Tuesday, August 12, 2008

Penn and Roberts: East Coast snobbery and bias

Cokie Roberts stirred up a lot of liberal blog-o-sphere controversy over the past few days when she first commented on This Week that Obama should not be vacationing in exotic places like Hawaii, but instead go to Myrtle Beach, Florida (which she apparently sees as more "American" than Hawaii) and then reinforcing this sentiment by noting on NPR that Obama makes a mistake by portraying himself as the "boy from Kansas and Kenya."

Leaving aside for a moment the racial connotation of calling Obama "boy," the main thrust of Roberts' comments is that Obama is too exotic, too foreign and not American enough to be president.

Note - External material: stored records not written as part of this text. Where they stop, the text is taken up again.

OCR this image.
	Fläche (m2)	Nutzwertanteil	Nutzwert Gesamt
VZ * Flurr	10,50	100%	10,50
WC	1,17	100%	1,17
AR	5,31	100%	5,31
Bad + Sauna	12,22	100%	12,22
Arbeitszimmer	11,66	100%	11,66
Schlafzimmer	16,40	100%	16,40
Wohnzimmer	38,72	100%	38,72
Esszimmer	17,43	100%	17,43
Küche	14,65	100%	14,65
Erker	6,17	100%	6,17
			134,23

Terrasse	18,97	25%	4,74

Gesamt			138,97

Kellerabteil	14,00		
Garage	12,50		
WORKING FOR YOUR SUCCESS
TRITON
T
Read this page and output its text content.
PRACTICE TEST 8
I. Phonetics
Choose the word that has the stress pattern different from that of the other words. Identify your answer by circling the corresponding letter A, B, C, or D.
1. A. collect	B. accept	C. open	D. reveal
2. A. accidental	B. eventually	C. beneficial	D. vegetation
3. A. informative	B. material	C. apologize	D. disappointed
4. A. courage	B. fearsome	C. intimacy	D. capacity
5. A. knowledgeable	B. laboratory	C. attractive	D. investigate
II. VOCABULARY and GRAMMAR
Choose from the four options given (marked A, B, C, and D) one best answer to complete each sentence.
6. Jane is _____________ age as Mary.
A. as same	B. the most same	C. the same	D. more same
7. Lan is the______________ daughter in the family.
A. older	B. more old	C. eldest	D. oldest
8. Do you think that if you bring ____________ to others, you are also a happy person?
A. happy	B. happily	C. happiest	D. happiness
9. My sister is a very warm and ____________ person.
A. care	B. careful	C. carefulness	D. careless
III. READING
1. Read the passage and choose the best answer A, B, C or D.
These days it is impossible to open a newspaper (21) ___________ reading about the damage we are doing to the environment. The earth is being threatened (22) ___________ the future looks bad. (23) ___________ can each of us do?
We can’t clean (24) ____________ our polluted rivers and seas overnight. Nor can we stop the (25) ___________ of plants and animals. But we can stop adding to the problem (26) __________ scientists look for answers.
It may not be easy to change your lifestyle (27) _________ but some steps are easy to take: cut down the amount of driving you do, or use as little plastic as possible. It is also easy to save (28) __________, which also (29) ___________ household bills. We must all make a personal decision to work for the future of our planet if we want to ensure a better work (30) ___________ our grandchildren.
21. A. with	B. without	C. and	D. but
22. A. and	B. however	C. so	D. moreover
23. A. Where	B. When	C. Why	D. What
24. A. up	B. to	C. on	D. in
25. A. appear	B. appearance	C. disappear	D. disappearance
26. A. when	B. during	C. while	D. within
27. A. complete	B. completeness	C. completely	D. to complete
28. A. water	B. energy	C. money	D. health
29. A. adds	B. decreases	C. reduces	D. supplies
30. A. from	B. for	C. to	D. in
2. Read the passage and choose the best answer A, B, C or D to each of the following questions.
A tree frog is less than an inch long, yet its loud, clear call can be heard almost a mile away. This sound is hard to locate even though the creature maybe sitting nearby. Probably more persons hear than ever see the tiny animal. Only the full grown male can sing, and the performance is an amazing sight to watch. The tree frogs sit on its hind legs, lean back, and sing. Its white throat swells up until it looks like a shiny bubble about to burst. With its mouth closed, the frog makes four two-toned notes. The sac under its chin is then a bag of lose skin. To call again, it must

This dovetails nicely into the Clinton campaign emails, just leaked, in which Mark Penn urges Hillary Clinton to portray Obama as someone "who is not at his center fundamentally American in his thinking and in his values."

According to Politico:

The Penn memo suggesting that the campaign target Obama’s “lack of American roots” said in part: “All of these articles about his boyhood in Indonesia and his life in Hawaii are geared towards showing his background is diverse, multicultural and putting that in a new light."

There are many layers to these comments by Penn and Roberts, and I don't want to address all of them, but at the bottom of all of this talk is the assumption by East Coasters that somehow they are more American than West Coasters. All the major news organizations, including the three networks, are based in New York. All the mainstream and cable networks have studios in New York and Washington. And of course Florida is where the oldsters from New York and Washington retire. That's how the media defines what is American.

California, where I live, is simply nutso-land to the media and explains the contempt they hold for Nancy Pelosi. To Republicans it is the center of un-American Hollywood liberalism. As for Hawaii, it is treated by East Coasters as if it is not even part of the United States. Puerto Rico (off the East Coast, of course) got more press in the primaries than Hawaii got.

So, coming from this mindset of East Coast insularity, it was easy for Mark Penn and Cokie Roberts to paint the Hawaiian born Obama as insufficiently American. We've never had a president from Hawaii, and he's black for god's sake. How on earth are we in the high and mighty press supposed to cover a race with such an exotic character? Will the Western White House be all the way in Honolulu? Will we have to go there when the president vacations? Horrors!

Cokie Roberts is an idiot.

But Mark Penn – he is simply despicable.

He wasn't just speaking from the narrow mindedness of those who have always lived on the East Coast, or of the New York-Washington press whose entire grasp of the Western United States is that California has earthquakes and movie stars, and Hawaii has volcanoes and luaus.

Penn was doing everything he could to paint an American citizen, a man who rose from humble roots to become a successful lawyer and politician, thanks only to his ability and hard work, as alien. This is the ultimate American success story, but Penn wanted to make Obama into something he most decidedly is not. He wanted to portray him as insufficiently American, because apparently Hawaii, Kansas, and Chicago - not being New York, Washington or Myrtle Beach - are simply not American enough.

I'd love to see one of the major networks move their base of operation to Los Angeles. It might shift the balance of power in this country and spread it across all fifty states. I'd like to see Cokie Roberts and her silly views off of ABC and NPR, and I'd like to see Mark Penn exiled to Russia, where he can learn what it means to live somewhere that is not "fundamentally American."